I am writing to inquire about a problem I keep running into while running DESeq2. After running DESeq2 comparing two samples, I encounter an issue where I get >10000 differentially expressed genes. Furthermore, I have been getting a couple thousand genes that has a padj of 0 or negligibly close to zero (e.g. 2E-320). I've pasted below a PCA plot of the samples. The samples I directly compared were the MII oocyte and secondary follicle oocytes. Comparing them either in vitro or in vivo also resulted in the same problem. I've also attached a volcano plot for reference as well. Lastly, I've pasted my R Session below as well:
library(DESeq2)
> setwd("/Users/anjalimohan/Desktop/Research/Hikabe/")
> list.files()
[1] "All_TPM_Maths.csv" "All_TPMs.csv" "All_TPMs.xlsx" "counts.txt"

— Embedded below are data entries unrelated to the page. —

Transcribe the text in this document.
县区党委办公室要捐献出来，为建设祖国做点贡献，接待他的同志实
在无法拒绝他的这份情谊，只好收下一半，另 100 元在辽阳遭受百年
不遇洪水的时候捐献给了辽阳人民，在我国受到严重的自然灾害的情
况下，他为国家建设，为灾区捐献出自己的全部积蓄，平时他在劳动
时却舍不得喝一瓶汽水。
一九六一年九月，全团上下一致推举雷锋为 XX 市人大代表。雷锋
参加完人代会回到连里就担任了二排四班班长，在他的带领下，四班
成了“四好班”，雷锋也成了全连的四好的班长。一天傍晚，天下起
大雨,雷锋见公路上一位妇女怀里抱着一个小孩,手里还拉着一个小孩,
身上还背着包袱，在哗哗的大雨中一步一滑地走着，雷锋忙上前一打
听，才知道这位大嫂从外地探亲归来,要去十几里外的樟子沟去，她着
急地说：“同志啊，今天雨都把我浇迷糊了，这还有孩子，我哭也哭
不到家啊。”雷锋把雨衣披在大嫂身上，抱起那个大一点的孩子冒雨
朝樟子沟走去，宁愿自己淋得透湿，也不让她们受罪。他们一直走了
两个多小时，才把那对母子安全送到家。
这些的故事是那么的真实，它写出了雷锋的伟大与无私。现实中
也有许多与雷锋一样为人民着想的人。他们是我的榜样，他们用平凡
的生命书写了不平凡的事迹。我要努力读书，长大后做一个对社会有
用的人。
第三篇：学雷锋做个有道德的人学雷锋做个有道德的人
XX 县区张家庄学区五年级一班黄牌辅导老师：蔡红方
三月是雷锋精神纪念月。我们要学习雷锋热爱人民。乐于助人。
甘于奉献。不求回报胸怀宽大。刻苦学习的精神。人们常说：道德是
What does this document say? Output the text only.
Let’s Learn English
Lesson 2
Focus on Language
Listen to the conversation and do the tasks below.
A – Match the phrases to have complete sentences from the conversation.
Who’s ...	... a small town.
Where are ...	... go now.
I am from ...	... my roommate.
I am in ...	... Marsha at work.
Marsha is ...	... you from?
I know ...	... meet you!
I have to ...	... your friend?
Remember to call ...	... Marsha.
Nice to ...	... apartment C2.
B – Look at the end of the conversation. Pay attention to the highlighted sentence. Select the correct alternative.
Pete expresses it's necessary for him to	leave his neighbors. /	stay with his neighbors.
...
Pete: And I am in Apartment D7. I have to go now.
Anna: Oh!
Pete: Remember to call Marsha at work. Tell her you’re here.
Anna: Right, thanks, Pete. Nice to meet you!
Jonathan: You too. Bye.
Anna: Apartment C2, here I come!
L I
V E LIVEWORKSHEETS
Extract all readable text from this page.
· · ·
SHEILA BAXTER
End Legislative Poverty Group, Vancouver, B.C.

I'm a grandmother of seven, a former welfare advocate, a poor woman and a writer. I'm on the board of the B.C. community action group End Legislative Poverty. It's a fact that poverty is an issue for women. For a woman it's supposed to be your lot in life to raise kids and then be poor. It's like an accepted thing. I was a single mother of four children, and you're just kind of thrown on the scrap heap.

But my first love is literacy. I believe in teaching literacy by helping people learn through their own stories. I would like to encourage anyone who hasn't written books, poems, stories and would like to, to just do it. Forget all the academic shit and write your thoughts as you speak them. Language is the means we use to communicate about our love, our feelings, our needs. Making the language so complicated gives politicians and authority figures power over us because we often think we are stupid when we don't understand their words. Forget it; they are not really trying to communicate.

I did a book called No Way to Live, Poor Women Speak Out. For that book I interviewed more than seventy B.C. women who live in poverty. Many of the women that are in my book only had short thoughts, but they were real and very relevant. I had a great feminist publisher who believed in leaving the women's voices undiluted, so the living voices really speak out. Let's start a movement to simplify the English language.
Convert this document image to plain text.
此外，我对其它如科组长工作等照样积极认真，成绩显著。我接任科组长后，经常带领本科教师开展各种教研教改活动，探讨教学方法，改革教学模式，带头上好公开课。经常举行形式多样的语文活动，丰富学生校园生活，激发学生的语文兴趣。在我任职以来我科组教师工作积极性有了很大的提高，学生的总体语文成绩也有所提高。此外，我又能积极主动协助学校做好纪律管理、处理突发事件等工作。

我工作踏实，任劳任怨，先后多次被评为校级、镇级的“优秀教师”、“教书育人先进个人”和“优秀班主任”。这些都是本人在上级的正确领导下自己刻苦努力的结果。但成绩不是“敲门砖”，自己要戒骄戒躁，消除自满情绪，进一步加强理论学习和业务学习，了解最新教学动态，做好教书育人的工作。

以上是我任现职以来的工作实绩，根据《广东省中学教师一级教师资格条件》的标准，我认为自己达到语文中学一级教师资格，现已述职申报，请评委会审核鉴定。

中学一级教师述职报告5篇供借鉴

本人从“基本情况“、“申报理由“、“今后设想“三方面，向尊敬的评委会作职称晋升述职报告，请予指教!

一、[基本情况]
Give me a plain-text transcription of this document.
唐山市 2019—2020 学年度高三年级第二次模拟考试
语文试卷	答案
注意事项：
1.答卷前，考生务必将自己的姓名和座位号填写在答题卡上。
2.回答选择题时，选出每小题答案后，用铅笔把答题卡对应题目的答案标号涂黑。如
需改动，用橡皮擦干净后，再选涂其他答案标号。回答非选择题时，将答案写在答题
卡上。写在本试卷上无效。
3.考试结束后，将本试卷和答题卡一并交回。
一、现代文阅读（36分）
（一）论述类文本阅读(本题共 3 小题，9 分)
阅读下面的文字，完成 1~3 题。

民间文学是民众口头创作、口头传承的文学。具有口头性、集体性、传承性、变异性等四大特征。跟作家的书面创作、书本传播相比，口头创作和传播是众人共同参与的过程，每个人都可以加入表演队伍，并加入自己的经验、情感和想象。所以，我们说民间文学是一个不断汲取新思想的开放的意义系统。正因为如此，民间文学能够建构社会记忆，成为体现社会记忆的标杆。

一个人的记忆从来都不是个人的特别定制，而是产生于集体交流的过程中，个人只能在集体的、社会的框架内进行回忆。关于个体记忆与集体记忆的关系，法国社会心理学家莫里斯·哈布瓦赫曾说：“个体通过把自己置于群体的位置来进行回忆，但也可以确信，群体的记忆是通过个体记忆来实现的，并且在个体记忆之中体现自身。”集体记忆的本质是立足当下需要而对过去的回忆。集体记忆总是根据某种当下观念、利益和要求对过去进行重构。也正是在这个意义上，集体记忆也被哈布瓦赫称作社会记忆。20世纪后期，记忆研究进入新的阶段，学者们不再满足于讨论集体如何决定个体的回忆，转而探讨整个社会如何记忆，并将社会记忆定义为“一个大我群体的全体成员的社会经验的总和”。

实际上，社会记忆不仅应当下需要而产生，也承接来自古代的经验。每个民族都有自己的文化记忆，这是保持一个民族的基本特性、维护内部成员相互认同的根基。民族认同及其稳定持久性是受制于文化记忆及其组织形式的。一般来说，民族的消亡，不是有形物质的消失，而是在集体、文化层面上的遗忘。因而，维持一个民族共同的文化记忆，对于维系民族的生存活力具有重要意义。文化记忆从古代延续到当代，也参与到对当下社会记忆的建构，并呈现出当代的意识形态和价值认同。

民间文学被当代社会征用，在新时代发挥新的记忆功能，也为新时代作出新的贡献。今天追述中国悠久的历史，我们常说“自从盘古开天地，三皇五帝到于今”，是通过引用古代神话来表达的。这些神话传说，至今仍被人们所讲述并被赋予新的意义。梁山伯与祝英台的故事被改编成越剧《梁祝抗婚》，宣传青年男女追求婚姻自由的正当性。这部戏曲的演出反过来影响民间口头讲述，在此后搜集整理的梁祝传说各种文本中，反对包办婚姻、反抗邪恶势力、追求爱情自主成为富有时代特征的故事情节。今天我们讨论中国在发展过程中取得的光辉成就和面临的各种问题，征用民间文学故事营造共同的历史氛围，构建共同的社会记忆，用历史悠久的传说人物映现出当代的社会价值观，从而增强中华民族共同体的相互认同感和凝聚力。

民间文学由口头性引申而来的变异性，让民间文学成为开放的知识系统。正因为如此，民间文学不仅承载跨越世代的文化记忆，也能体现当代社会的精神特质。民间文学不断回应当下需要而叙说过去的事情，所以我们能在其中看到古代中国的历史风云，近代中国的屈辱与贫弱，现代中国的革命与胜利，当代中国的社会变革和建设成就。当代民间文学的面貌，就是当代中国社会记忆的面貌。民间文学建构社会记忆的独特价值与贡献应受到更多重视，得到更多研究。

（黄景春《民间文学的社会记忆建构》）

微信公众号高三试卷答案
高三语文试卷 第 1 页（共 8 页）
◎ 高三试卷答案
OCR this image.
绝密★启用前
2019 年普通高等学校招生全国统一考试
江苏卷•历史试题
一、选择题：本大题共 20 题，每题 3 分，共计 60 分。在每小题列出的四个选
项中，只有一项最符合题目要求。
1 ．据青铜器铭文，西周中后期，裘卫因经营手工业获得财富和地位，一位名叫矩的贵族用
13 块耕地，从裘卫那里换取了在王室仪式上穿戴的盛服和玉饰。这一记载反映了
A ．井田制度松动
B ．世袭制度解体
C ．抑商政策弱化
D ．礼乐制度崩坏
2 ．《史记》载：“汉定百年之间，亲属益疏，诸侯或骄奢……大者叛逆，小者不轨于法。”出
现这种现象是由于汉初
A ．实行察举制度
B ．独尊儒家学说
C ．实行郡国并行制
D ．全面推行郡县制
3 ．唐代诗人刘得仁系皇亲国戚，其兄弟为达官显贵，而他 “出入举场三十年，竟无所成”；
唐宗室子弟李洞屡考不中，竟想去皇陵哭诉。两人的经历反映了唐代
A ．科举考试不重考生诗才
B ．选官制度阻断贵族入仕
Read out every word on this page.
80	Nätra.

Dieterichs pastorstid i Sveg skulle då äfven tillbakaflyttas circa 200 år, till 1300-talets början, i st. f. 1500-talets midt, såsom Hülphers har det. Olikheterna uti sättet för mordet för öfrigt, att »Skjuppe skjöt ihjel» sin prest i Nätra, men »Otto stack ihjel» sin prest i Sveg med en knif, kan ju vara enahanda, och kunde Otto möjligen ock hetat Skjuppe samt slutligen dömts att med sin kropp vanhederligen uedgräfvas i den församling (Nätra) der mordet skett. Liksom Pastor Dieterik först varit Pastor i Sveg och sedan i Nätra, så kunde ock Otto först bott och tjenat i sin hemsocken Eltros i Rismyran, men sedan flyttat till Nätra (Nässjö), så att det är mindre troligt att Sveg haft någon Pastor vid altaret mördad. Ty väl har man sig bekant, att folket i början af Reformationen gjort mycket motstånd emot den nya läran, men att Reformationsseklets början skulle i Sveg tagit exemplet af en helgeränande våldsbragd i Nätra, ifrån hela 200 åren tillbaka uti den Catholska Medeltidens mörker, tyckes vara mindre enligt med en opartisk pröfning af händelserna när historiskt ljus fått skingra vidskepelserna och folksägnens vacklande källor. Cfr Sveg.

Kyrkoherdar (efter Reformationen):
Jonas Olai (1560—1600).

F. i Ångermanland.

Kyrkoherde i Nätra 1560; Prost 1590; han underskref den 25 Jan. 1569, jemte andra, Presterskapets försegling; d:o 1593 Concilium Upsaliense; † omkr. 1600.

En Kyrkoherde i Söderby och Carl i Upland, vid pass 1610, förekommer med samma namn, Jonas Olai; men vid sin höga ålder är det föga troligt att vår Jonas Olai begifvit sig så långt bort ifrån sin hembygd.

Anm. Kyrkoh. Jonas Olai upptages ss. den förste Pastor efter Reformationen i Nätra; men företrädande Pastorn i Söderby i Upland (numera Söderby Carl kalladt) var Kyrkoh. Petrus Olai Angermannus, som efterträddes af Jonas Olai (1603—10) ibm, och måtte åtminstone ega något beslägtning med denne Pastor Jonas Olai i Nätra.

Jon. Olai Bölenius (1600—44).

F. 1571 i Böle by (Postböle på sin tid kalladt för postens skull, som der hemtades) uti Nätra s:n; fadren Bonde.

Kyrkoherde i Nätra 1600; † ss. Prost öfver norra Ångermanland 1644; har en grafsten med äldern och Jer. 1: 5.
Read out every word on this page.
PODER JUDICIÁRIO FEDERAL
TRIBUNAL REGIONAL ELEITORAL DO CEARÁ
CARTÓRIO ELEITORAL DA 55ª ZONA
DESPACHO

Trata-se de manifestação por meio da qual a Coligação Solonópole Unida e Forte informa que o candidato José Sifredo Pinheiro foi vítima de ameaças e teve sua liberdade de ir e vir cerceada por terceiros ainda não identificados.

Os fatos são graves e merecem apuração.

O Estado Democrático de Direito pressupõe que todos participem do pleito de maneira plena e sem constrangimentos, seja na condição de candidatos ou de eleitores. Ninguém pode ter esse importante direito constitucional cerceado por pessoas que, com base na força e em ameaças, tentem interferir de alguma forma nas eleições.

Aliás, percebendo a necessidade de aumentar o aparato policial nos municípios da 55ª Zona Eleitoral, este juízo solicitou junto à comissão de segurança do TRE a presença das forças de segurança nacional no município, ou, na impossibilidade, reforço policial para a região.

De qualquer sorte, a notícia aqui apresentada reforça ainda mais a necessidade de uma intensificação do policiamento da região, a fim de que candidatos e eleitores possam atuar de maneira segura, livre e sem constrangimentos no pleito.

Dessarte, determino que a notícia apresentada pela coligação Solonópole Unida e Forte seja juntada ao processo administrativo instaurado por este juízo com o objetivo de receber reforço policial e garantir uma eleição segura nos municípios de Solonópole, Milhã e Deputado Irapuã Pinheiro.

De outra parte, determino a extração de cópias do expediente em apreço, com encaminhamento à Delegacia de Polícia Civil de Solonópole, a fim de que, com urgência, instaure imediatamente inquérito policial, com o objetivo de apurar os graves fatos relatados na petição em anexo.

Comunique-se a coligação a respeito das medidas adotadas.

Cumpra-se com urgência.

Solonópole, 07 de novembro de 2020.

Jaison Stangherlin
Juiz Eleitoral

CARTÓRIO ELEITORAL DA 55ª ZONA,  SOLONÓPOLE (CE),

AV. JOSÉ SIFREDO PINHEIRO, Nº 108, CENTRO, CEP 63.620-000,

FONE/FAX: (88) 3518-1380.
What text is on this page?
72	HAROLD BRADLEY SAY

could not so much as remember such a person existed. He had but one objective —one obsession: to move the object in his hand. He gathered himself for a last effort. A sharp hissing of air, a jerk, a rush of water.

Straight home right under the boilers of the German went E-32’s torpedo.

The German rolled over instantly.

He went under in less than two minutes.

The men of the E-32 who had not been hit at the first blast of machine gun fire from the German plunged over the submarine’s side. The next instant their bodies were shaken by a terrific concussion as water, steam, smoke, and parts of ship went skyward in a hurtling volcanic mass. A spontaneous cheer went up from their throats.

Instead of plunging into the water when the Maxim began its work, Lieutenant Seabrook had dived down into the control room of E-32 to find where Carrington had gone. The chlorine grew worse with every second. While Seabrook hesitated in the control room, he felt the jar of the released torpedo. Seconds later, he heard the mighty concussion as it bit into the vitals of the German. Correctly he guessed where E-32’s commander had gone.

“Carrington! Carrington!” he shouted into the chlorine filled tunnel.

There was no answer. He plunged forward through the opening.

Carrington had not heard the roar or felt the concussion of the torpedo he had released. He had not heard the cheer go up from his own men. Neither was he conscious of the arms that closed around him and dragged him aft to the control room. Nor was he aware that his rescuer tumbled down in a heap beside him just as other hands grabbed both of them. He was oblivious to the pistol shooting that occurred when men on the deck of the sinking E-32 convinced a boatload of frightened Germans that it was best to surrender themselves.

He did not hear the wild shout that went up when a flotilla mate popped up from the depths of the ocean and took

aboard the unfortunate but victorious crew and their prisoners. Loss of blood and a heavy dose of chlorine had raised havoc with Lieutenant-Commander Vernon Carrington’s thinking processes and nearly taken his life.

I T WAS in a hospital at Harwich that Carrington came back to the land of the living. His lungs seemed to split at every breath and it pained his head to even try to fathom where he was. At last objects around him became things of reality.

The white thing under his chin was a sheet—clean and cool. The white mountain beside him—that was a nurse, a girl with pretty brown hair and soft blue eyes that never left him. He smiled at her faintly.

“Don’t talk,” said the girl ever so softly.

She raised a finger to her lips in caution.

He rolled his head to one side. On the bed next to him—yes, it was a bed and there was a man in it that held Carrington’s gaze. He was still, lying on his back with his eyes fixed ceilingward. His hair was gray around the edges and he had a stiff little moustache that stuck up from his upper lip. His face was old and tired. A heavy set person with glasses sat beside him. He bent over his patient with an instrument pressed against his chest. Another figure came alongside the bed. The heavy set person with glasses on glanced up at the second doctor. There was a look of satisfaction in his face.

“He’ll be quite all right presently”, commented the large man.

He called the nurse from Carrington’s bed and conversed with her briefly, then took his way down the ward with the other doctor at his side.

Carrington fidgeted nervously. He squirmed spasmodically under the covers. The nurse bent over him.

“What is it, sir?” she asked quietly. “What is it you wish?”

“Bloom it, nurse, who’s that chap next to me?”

[5] "counts.txt.summary" "countsonly_2ndfol.csv" "countsonly_copy.csv" "countsonly_MII.csv"
[9] "countsonly_PGCs.csv" "countsonly_vivo.csv" "countsonly.csv" "GTFs"
[13] "Metadata.csv" "Metadata1.csv" "Mouse_Gene_Reference_GRCm38.csv" "Results_Vitro"
[17] "results_vitro_2ndfol_MII_2.csv" "Results_Vivo" "SraRunTable.txt" "TPMs_Calc"
> somecounts <- read.delim("counts.txt", row.names=NULL, comment.char="#")
> countsonly <- cbind(somecounts[,1], somecounts[,7:29])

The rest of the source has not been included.